Dygest vous propose des résumés selectionnés et vulgarisés par la communauté universitaire.
Voici le résumé de l'un d'entre eux.
de Alain Corbin
Paru en 1982, Le miasme et la jonquille est un ouvrage majeur d’Alain Corbin qui traite des grands changements sociétaux entre le milieu du XVIIIe et le XIXe siècle à travers l’un des cinq sens, l’odorat. Considéré comme un chef d’œuvre de l’histoire des sensibilités, l’ouvrage propose une étude approfondie des odeurs et de l’évolution des attitudes face à celles-ci, montrant par là même l’existence des liens indéfectibles unissant histoire culturelle et histoire sociale.
Cet ouvrage, paru en 1982, est l’un des plus célèbres ouvrages d’Alain Corbin, traitant des odeurs et des perceptions olfactives du milieu du XVIIIe siècle à la fin du XIXe siècle. À partir de sources d’archives jusqu’alors peu explorées par les historiens puisque jugées secondaires (mémoires, correspondances, essais…), il retrace l’évolution des sensibilités et des attitudes face aux odeurs, si présentes dans les villes, campagnes, prisons, bateaux ou cimetières sous un Ancien Régime déclinant.

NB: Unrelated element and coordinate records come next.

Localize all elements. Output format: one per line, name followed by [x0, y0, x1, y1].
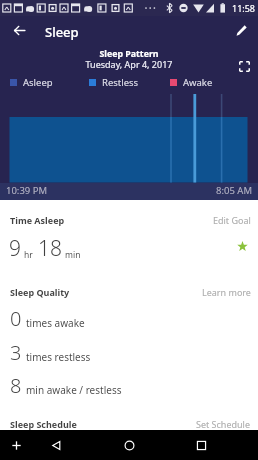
button[interactable]: 3 — [10, 339, 91, 366]
staticText: 18 — [38, 234, 62, 263]
button[interactable]: Full screen — [236, 58, 252, 74]
button[interactable]: 0 — [10, 305, 85, 332]
staticText: Tuesday, Apr 4, 2017 — [0, 58, 258, 70]
staticText: Time Asleep — [10, 214, 65, 226]
staticText: Asleep — [23, 76, 53, 88]
button[interactable]: Recent apps — [187, 430, 215, 460]
staticText: times awake — [26, 316, 85, 330]
staticText: times restless — [26, 350, 91, 364]
staticText: Learn more — [202, 286, 251, 298]
staticText: Awake — [183, 76, 213, 88]
staticText: Edit Goal — [213, 214, 251, 226]
staticText: Sleep — [45, 23, 79, 41]
button[interactable]: Edit — [230, 19, 252, 41]
staticText: Restless — [102, 76, 139, 88]
button[interactable]: 8 — [10, 372, 122, 399]
staticText: 3 — [10, 339, 22, 366]
staticText: Set Schedule — [196, 418, 251, 430]
staticText: min — [65, 249, 81, 261]
staticText: min awake / restless — [26, 383, 122, 397]
staticText: 11:58 — [232, 2, 256, 14]
button[interactable]: Edit Goal — [209, 214, 258, 226]
staticText: 9 — [9, 234, 21, 263]
button[interactable]: Time Asleep — [0, 214, 69, 226]
staticText: 8:05 AM — [216, 184, 253, 197]
button[interactable]: Back — [42, 430, 70, 460]
button[interactable]: Restless — [89, 76, 139, 88]
button[interactable]: Add — [2, 430, 30, 460]
staticText: hr — [24, 249, 33, 261]
button[interactable]: Sleep Schedule — [0, 418, 81, 430]
staticText: 10:39 PM — [6, 184, 48, 197]
button[interactable]: Back — [8, 19, 30, 41]
staticText: Sleep Pattern — [0, 48, 258, 60]
staticText: Sleep Quality — [10, 286, 70, 298]
button[interactable]: Sleep Quality — [0, 286, 74, 298]
staticText: 0 — [10, 305, 22, 332]
staticText: 8 — [10, 372, 22, 399]
button[interactable]: Home — [115, 430, 143, 460]
button[interactable]: Awake — [170, 76, 213, 88]
button[interactable]: Learn more — [198, 286, 258, 298]
button[interactable]: Set Schedule — [192, 418, 258, 430]
button[interactable]: Asleep — [10, 76, 53, 88]
staticText: Sleep Schedule — [10, 418, 77, 430]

Entre réalité et fantasme, l’odeur est assimilée au propre et au sale, au sain et au malsain, à la sécurité et au danger. Elle devient sous la plume d’Alain Corbin le principal vecteur des théories aéristes héritées d’Hippocrate, puis hygiénistes du XIXe siècle, hantées par la fermentation et la stagnation. L’essai décrypte ainsi les grands changements sociaux et sociétaux autour de la révolution française à travers le sens considéré comme le plus vil, qui se trouve être également le plus négligé par les historiens de la seconde moitié du XXe siècle.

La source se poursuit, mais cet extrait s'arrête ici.